With Jewelers of America's annual Cost of Doing Business Survey currently underway, we've been posting quick tips from previous Cost of Doing Business Reports on our Facebook and Twitter feeds to show the insightful retail jewelry benchmarking data it reveals. Follow us so you don't miss out -- we've included some highlights after the break!
When you participate in the survey, you receive a copy of the Jewelers of America Cost of Doing Business Report ($150 value) -- which has been an invaluable industry benchmarking resource for 20+ years.
It's quick and easy -- Most of the key measures of financial performance in our 2011 Cost of Doing Business Survey are based on the two primary financial statements: the Profit-and-Loss statement and the balance sheet. Take the survey today!
Too many jewelers simply toss their annual profit-and-loss statement into a pile to read one day. Go and find your P&L statement now. Read over the numbers; try to understand your business. When you participate in our 2011 Cost of Doing Business Survey, you'll receive a customized Report that compares your numbers to industry averages. Make sure you participate to benefit from the benchmarking analysis it reveals.
What You Can Discover
- Profits vs Sales:
High-profit jewelers often had lower sales per store, but their profits were well above average. How do your store's sales compare to your competition? Find out by participating in the 2011 Cost of Doing Business survey.
- Bigger Doesn’t Mean Better:
The Cost of Doing Business Report found that high-profit retail jewelers on average had smaller stores than their low-profit counterparts: 1,775 sq. ft. compared to 2,200 sq. ft. Find out if your store is effectively using its floorspace!

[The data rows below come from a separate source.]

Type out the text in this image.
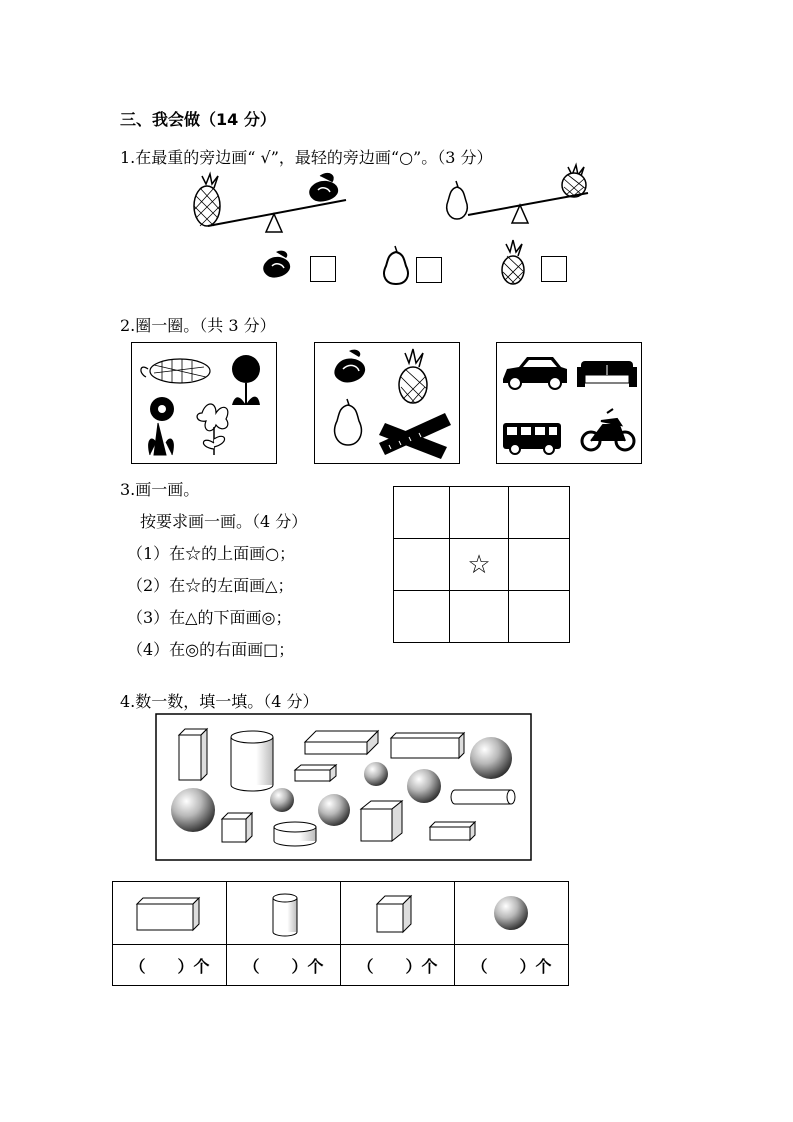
三、我会做（14 分）
1.在最重的旁边画“ √”，最轻的旁边画“○”。（3 分）
2.圈一圈。（共 3 分）
3.画一画。
按要求画一画。（4 分）
（1）在☆的上面画○；
（2）在☆的左面画△；
（3）在△的下面画◎；
（4）在◎的右面画□；

	☆	

4.数一数，填一填。（4 分）

（　　）个	（　　）个	（　　）个	（　　）个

- More Effective Management:
In 2009, high-profit firms experienced -.9% sales growth on average. However, the flat sales growth of high-profit firms looks favorable when compared to the 7.8% sales decline reported by low-profit firms.
The Report will also reveal where you could better control costs. For exampl, despite the fact that jewelers of all size and type saw declines in 2008, those who controlled costs were able to lessen the impact of the downturn. On average, high-profit firms grew by 3.1%, while their low-profit counterparts were down -12.6%.